I recently opened the developer onboarding page for a project only to find that it was last updated five years ago but it was still being used as the starting point for new developers joining the team. These poor souls floundered around for weeks trying to make sense of the landscape, feeling stupid; isolated; incompetent; all because the docs had atrophied. This situation is easily resolved by telling new team members that their first task is to run through the onboarding page and update it where necessary. Create a Jira ticket for it and assign it to them. Let them report on it during standup. Track the onboarding duration so you can see how your docs are performing.

This lays the groundwork for building a culture of documentation seen at companies like GitLab. People need to know that maintaining the documentation is important and valued, and that they are permitted expected to prioritize it from the outset.
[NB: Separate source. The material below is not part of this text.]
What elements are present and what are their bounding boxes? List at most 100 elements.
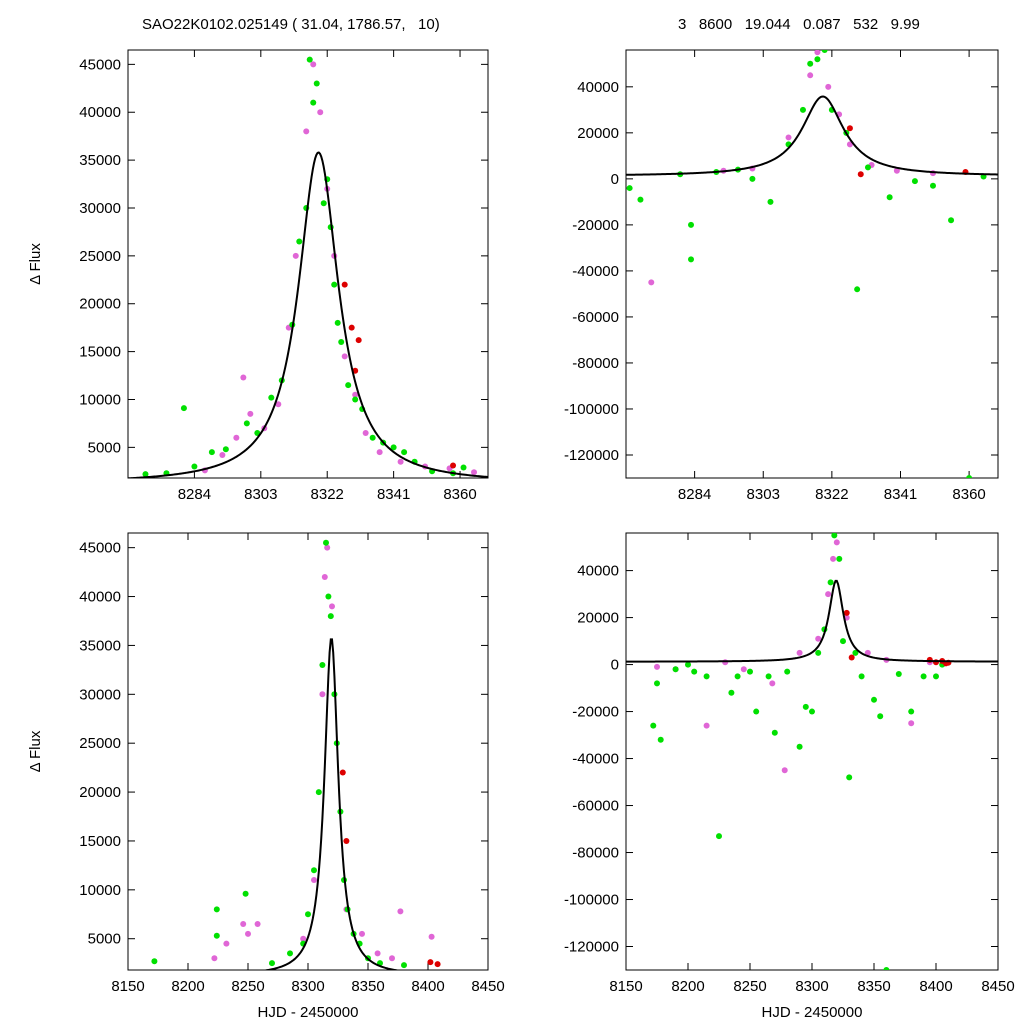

The benefits to maintaining good documentation are well-known:

  • Breaks down knowledge silos
  • Reduces tribal knowledge
  • Reduces project/program risk (see bus number)
  • Facilitates asynchronous work
  • Reduces workload of key people

Determining which documentation to prioritize is more art than science.

Background information is always useful for new team members to understand what the system does, why it was built, and provides some historical context.

Decision logs provide context about previous technical decisions, and more importantly, the conditions and assumptions that factored into it. This can help the future team know when to re-visit the decision.

How-Tos probably require the most attention but if they’re kept current then they can also serve as a detailed specification for automating mundane or repetitive tasks.

Documentation should be written for a junior team member, new joiner, or a person with little or no context. This insures that all the necessary details are captured. Don’t fall into the trap of writing docs just to jog your own memory - they only have an audience of one. Statements like “if this then do that” should contain all the information to determine when the “if” condition is true or false, otherwise you’re relying on tribal knowledge that the reader may not possess.

Experience is what helps you to recognise a mistake the second time you make it.

Your bug tracker should also be viewed as documentation. For Pete’s sake, don’t ever close a bug report with “Fixed. Please re-test”. Show some respect! Take a minute to describe what caused the problem, how you fixed it, and any other relevant information. You’ll forget the details almost immediately but the bug tracker is there to remind you when you come across a similar defect later.